Graph Neural Network (GNN)
Model that propagates and aggregates information over graph structures to learn node, edge or graph embeddings.
Attention Mechanism
Neural component that weighs the importance of different inputs, enabling models to focus on relevant parts.
Transformer
Encoder-decoder architecture built on self-attention layers, enabling parallel sequence processing and long-range context.
Positional Encoding
Numerical encoding added to transformer inputs to inject information about token positions.
Tokenizer
Module that splits text into tokens, maps tokens to IDs, handles padding/truncation for transformer inputs.
Word2Vec
Technique that learns fixed, non-contextual word embeddings via Skip-Gram or CBOW objectives.
Skip-Gram Model
Word2Vec variant predicting surrounding words given a central word, learning embeddings from co-occurrence.
Masked Language Modeling (MLM)
Pre-training task (e.g., BERT) where random tokens are masked and the model predicts the original words.
Autoencoder (AE)
Neural network trained to reconstruct its input; encodes data to a latent space then decodes back.
Variational Autoencoder (VAE)
Probabilistic AE that learns a latent distribution, enabling generative sampling and regularised representations.

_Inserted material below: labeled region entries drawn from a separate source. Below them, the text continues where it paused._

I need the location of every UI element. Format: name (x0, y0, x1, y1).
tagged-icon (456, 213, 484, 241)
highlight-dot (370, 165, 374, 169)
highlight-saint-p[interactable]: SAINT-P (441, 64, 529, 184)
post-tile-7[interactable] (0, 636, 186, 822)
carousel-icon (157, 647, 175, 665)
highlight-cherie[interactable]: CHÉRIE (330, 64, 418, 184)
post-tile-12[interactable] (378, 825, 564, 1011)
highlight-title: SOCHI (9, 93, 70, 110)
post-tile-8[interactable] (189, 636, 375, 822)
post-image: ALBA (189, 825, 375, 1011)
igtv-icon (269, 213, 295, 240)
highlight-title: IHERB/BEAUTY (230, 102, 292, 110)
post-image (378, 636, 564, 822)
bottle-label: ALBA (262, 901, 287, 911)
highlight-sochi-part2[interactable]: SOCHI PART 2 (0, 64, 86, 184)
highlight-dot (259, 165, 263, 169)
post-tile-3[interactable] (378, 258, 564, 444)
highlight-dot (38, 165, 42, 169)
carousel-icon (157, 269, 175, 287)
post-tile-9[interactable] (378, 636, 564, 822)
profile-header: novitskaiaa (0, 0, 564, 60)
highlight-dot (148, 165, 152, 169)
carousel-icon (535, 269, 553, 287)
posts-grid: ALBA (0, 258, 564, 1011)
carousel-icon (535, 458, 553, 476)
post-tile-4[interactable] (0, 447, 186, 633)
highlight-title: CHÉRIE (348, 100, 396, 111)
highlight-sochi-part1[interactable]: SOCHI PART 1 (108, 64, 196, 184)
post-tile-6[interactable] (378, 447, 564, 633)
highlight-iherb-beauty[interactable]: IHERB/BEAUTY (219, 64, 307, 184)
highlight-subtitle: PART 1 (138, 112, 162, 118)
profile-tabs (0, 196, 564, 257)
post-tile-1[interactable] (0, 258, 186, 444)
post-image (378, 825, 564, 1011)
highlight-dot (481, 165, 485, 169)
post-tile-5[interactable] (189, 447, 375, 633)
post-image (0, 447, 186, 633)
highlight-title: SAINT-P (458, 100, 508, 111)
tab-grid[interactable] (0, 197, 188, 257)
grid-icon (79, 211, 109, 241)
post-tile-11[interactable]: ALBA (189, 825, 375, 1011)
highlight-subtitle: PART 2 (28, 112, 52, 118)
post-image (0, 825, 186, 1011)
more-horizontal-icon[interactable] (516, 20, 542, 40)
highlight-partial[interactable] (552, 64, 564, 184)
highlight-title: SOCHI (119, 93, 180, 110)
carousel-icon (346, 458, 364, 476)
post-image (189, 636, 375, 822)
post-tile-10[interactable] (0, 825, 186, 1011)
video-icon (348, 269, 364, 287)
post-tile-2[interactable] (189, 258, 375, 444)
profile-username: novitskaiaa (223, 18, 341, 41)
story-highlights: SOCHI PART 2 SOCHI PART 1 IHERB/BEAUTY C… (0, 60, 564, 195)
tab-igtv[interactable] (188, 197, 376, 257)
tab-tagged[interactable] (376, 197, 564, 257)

Denoising Autoencoder (DAE)
AE trained to reconstruct clean data from corrupted inputs, learning robust features.
Contrastive Learning
Self-supervised approach that pulls similar (positive) pairs together and pushes dissimilar (negative) pairs apart in embedding space.
Anomaly Detection
Process of identifying data instances that deviate significantly from normal patterns.
One-Class SVM
SVM variant that learns the boundary of normal data and flags points outside as anomalies.
K-Means
Partitional clustering algorithm assigning data to K clusters by minimizing within-cluster variance.
DBSCAN
Density-based clustering algorithm that groups dense regions and labels sparse points as noise/outliers.
Local Outlier Factor (LOF)
Algorithm identifying local density anomalies by comparing a point’s density to that of its neighbors.
Principal Component Analysis (PCA)
Linear dimensionality-reduction method projecting data onto orthogonal components with maximum variance.
t-SNE
Non-linear dimensionality-reduction technique that preserves local similarities for visualising high-dimensional data.
Reconstruction Error
Difference between original input and autoencoder output; high error often signals anomalies.
Latent Space
Compressed representation learned by an encoder, capturing salient features of input data.
Self-Attention
Attention applied within a single sequence, letting tokens weigh relevance of other tokens in the same sequence.
Cross-Attention
Attention where queries come from the decoder and keys/values from the encoder, enabling encoder-decoder interaction.
Causal Masking
Mask used in transformer decoders to prevent a position from attending to future tokens.
Tokenizer Vocabulary
Set of all tokens a tokenizer recognizes; size dictates embedding matrix dimensions.
Perplexity (t-SNE)
Parameter controlling balance between local and global structure when embedding data with t-SNE.